Meet Amy Peeler
Amy Peeler is associate professor of New Testament at Wheaton College and Associate Rector at St. Mark’s Episcopal Church in Geneva, IL. Author of “You are My Son”: The Family of God in the Epistle to the Hebrews (T&T Clark, 2014) and co-author with Patrick Gray of Hebrews: An Introduction and Study Guide (T&T Clark, 2020). A study of the gender implications of the Incarnation entitled, Mother of God will be released with Eerdmans in Fall 2022, and her next major projects include a commentary on Hebrews and Mark. In addition to her passion for teaching Scripture, Peeler enjoys time with her family as well as running and CrossFit.
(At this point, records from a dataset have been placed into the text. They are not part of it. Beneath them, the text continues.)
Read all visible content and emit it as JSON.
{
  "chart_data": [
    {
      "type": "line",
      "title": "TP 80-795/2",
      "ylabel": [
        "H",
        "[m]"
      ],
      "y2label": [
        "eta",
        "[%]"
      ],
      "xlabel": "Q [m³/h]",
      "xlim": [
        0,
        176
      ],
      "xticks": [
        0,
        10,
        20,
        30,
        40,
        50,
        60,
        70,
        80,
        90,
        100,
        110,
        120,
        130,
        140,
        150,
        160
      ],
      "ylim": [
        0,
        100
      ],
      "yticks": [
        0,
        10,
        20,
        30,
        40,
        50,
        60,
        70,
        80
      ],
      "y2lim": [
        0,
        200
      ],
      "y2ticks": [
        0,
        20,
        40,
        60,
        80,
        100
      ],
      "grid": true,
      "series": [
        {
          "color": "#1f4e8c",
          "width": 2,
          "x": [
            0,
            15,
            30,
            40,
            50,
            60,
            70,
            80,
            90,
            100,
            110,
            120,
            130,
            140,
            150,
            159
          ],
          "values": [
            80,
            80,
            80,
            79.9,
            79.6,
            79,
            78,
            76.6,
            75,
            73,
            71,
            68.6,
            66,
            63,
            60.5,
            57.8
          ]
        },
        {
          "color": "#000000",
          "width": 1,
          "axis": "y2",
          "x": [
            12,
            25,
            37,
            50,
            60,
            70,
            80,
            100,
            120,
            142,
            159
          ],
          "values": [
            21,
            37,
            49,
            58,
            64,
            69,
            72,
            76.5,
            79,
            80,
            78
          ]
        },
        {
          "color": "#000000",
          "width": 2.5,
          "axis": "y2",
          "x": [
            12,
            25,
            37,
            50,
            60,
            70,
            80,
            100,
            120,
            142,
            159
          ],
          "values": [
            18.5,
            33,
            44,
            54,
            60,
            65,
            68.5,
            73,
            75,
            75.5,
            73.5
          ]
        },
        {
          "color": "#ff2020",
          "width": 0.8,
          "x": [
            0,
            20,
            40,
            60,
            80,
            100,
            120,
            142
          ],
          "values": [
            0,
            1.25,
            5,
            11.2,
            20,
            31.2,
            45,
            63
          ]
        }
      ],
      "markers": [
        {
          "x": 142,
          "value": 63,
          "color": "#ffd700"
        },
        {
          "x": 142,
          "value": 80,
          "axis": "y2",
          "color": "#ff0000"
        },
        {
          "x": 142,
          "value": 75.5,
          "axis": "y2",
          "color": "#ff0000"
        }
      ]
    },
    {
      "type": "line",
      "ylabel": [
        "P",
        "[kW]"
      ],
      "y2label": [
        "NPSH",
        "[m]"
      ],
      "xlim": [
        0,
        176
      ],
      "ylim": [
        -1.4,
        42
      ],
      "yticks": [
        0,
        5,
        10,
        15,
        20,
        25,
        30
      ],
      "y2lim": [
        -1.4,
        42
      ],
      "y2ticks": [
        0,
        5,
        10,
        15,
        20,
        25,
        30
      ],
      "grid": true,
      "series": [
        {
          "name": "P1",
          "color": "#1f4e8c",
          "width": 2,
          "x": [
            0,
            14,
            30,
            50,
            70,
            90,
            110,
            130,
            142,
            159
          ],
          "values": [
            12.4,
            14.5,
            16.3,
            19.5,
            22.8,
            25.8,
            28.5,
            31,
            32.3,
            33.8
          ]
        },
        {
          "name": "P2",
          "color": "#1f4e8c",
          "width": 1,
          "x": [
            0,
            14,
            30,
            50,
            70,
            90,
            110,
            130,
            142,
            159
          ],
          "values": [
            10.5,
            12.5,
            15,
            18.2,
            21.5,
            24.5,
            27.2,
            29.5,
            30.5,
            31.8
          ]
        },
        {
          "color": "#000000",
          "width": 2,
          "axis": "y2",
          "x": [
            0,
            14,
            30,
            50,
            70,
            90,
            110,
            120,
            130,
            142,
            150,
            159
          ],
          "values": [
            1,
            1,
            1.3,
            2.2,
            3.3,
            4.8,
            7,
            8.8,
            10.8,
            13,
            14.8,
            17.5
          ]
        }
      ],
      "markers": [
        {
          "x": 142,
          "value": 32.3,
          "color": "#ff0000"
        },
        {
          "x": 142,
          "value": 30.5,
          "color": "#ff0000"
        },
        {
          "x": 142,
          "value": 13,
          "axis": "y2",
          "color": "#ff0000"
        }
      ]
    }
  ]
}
The First and Second Adam and Eve: Gender and Representative Humanity
The Pauline corpus makes weighty claims about Adam, affirming humanity’s value as the handiwork of God as well as facing its dismal corruption due to sin. This creational narrative culminates for Paul in Jesus the Messiah whom he often casts as the second Adam (Rom 5; 1 Cor 15). Jesus is, in the language of Gen 1, the image of God, the one who affirms that which is good in humanity and the one who releases them from that which has bound them. None doubt that Paul includes the women to whom he is writing in this reality. They too are mortal and, in Christ, will become immortal. Death has lost its sting for all. Yet, the male particularity of the protagonists, Adam and Jesus, raises questions about sexual difference. In this paper, I investigate the place of Eve in Paul’s recounting of the creation narrative as a comparison with the way in which women are included in the redemption brought by the second Adam, Jesus the Messiah.